Netanyahu has been a strident critic of the nuclear deal, arguing it did not put in place sufficient safeguards to prevent Iran from seeking nuclear weapons capabilities, and cheered Trump’s decision to withdraw from the accord.

‘Bring back the Palestinian issue’

In his Channel 12 interview, Hochstein also spoke to the Palestinian issue, saying Biden “sees the two-state solution as preferable to one state. And his fear is that if there is no two-state solution, in the end, it will lead to a binational state.”

The Biden administration will “bring the Palestinian issue back to the heart of the discourse,” according to Hochstein.

Trump unveiled a peace plan in January that envisioned a Palestinian state in some 70 percent of the West Bank, the Gaza Strip and some neighborhoods on the outskirts of Jerusalem. The plan was rejected by the Palestinian Authority, which has boycotted the Trump administration since its 2017 recognition of Jerusalem as Israel’s capital.

Then-US vice president Joseph Biden, left, and Palestinian Authority President Mahmoud Abbas wave to the press ahead of their meeting in the West Bank city of Ramallah, March 10, 2010. (AP Photo/ Tara Todras-Whitehill)

An unnamed senior official in PA President Mahmoud Abbas’s office was quoted as saying by the Israel Hayom daily on Sunday that Ramallah has sent Biden messages that the PA would be willing to resume US-brokered peace negotiations with Israel, but only from the point where they were halted in 2016 under Obama.

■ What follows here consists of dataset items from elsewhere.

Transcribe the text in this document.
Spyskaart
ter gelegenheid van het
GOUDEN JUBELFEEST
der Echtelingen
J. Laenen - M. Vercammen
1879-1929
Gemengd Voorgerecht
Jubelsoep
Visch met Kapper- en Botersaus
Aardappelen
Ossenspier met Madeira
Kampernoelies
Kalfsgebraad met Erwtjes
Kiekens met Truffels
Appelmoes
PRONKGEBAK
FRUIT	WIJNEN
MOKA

The official added that Abbas will demand that Biden immediately return the US embassy from Jerusalem to Tel Aviv, reversing a move Trump made in 2018, and undo Trump’s recognition of the Israeli capital.

Biden has previously said that while he plans to take a more evenhanded approach to the Middle East conflict than his predecessor, he will not overturn those decisions.

Hochstein also said he did not believe Netanyahu’s delay in congratulating Biden would affect relations.